One key to know is that encoding (UTF-8, UTF-16, UTF-32) is a completely separate problem from rendering text. I have had a couple people say to me recently something along the lines of, "We don't need text shaping since UTF-8 takes care of it." That isn't remotely true. An encoding gets you a series of Unicode code points. To render this, these code points must get the bidirectional algorithm applies (bidi) and then these "runs" from the bidi algoritm are then shaped. The text shaper uses OpenType tables within the font to convert these code points into a series of glyph indices with x/y offsets. The renderer then works entirely on glyphs, which might not even map back to a code point in the font.
Unfortunately I don't. I started to learn Unicode, then realized how complicated it is to do right and stopped because I realized that nobody really cares if it works almost all the time.
As Joel below demonstrates, you can get away with 29 languages by treating code points as characters and without knowing about grapheme clusters and other stuff.
>When CityDesk publishes the web page, it converts it to UTF-8 encoding, which has been well supported by web browsers for many years. That’s the way all 29 language versions of Joel on Software are encoded and I have not yet heard a single person who has had any trouble viewing them.
Not really relevant. That just demonstrates that displaying those languages works adequately; it doesn't show anything about other processing that your software might care about (e.g. sorting, searching, case conversion, keyboard input, selection and editing, etc.)

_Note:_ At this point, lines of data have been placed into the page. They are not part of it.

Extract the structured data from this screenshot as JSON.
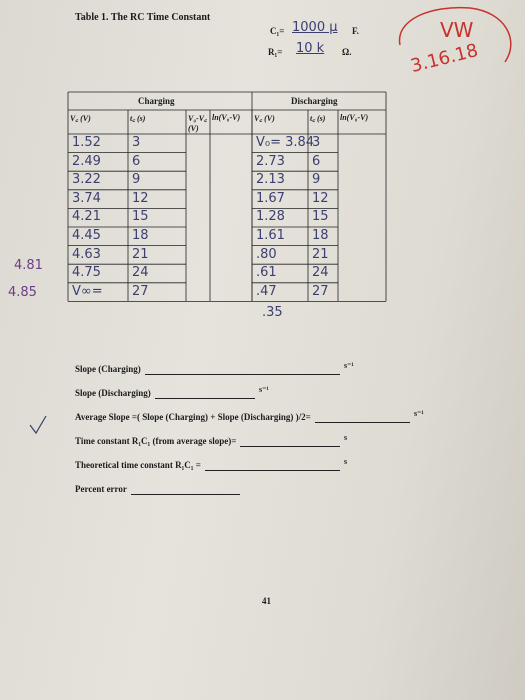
{
  "header": {
    "title": "Table 1. The RC Time Constant",
    "components": [
      {
        "label": "C₁=",
        "value": "1000 μ",
        "unit": "F."
      },
      {
        "label": "R₁=",
        "value": "10 k",
        "unit": "Ω."
      }
    ]
  },
  "corner_note": {
    "initials": "VW",
    "date": "3.16.18"
  },
  "table": {
    "groups": [
      "Charging",
      "Discharging"
    ],
    "headers": [
      "V꜀ (V)",
      "t꜀ (s)",
      "V₀-V꜀ (V)",
      "ln(V₀-V)",
      "V꜀ (V)",
      "t꜀ (s)",
      "ln(V₀-V)"
    ],
    "rows": [
      {
        "charging_v": "1.52",
        "charging_t": "3",
        "discharging_v": "V₀= 3.84",
        "discharging_t": "3"
      },
      {
        "charging_v": "2.49",
        "charging_t": "6",
        "discharging_v": "2.73",
        "discharging_t": "6"
      },
      {
        "charging_v": "3.22",
        "charging_t": "9",
        "discharging_v": "2.13",
        "discharging_t": "9"
      },
      {
        "charging_v": "3.74",
        "charging_t": "12",
        "discharging_v": "1.67",
        "discharging_t": "12"
      },
      {
        "charging_v": "4.21",
        "charging_t": "15",
        "discharging_v": "1.28",
        "discharging_t": "15"
      },
      {
        "charging_v": "4.45",
        "charging_t": "18",
        "discharging_v": "1.61",
        "discharging_t": "18"
      },
      {
        "charging_v": "4.63",
        "charging_t": "21",
        "discharging_v": ".80",
        "discharging_t": "21"
      },
      {
        "charging_v": "4.75",
        "charging_t": "24",
        "discharging_v": ".61",
        "discharging_t": "24"
      },
      {
        "charging_v": "V∞=",
        "charging_t": "27",
        "discharging_v": ".47",
        "discharging_t": "27"
      }
    ]
  },
  "margin_notes": [
    "4.81",
    "4.85"
  ],
  "below_table_note": ".35",
  "questions": [
    {
      "label": "Slope (Charging)",
      "unit": "s⁻¹"
    },
    {
      "label": "Slope (Discharging)",
      "unit": "s⁻¹"
    },
    {
      "label": "Average Slope =( Slope (Charging) + Slope (Discharging) )/2=",
      "unit": "s⁻¹"
    },
    {
      "label": "Time constant R₁C₁ (from average slope)=",
      "unit": "s"
    },
    {
      "label": "Theoretical time constant R₁C₁ =",
      "unit": "s"
    },
    {
      "label": "Percent error"
    }
  ],
  "page_number": "41"
}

> As Joel below demonstrates, you can get away with 29 languages by treating code points as characters and without knowing about grapheme clusters and other stuff.
If you treat text as completely opaque it does work fine. Issues crop up when you want or need to manipulate said text, either to extract information or to modify it.
The HarfBuzz manual touches on some of this: https://harfbuzz.github.io/why-do-i-need-a-shaping-engine.ht...